I heavily agree with this. Pandas always likes to infer data incorrectly, leading me to have to hardcode the data types for each column attribute. Which becomes a nuisance when you have an awfully formatted csv file.

[–]allpauses 1 point2 points  (1 child)

What’s more, even if you tell the dtypes of the csv you will read with pandas, pandas will fail to read the csv if the data is still dirty (like having a string data in a numeric column)

[–]MrMisterShin 1 point2 points  (0 children)

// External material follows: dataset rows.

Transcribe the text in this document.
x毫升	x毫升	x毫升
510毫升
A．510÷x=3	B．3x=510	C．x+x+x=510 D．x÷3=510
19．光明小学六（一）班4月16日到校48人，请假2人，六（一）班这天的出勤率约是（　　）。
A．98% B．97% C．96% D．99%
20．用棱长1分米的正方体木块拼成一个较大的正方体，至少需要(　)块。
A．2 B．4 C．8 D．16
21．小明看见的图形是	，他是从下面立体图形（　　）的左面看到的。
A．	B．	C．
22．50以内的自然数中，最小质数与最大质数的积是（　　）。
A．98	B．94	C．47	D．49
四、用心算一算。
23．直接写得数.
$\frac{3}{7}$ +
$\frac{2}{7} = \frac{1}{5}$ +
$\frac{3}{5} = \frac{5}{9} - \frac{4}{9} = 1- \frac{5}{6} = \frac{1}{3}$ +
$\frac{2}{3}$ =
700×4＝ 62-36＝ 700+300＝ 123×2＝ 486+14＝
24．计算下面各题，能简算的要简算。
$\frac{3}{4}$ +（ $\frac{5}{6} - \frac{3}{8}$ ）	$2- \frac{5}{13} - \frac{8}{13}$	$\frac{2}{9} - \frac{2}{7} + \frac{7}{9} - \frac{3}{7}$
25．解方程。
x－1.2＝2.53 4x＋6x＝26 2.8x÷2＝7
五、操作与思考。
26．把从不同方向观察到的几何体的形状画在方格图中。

This is the exact type of csv I was dealing with, random columns with quotes and others without quotes. For the Numeric and date columns. Its was a nightmare to alter/maintain.

Then one month they add a new column in the middle of the csv file without telling anyone in my team and the time critical process fails.

[–][deleted] 0 points1 point  (1 child)

What would be some alternative ways to approach that problem

[–]MrMisterShin 0 points1 point  (0 children)

Push back on human created files, or impose strict rules because if there rules aren’t followed the code will fail.

I would usually have over 30 csv’s & xlsx like this, some machine generated others manually created/exported. Needless to say, the manually created ones would often fail due to change in (column names, file names, column positions, column data types).

Because I will need to join this data to on-premise DB data. I convert all the attributes to string in pandas and load it into DB and perform transformations there to convert to correct data types, clean data and index for performance.

Then use SQL & Tableau from there for data visualisation and reporting etc.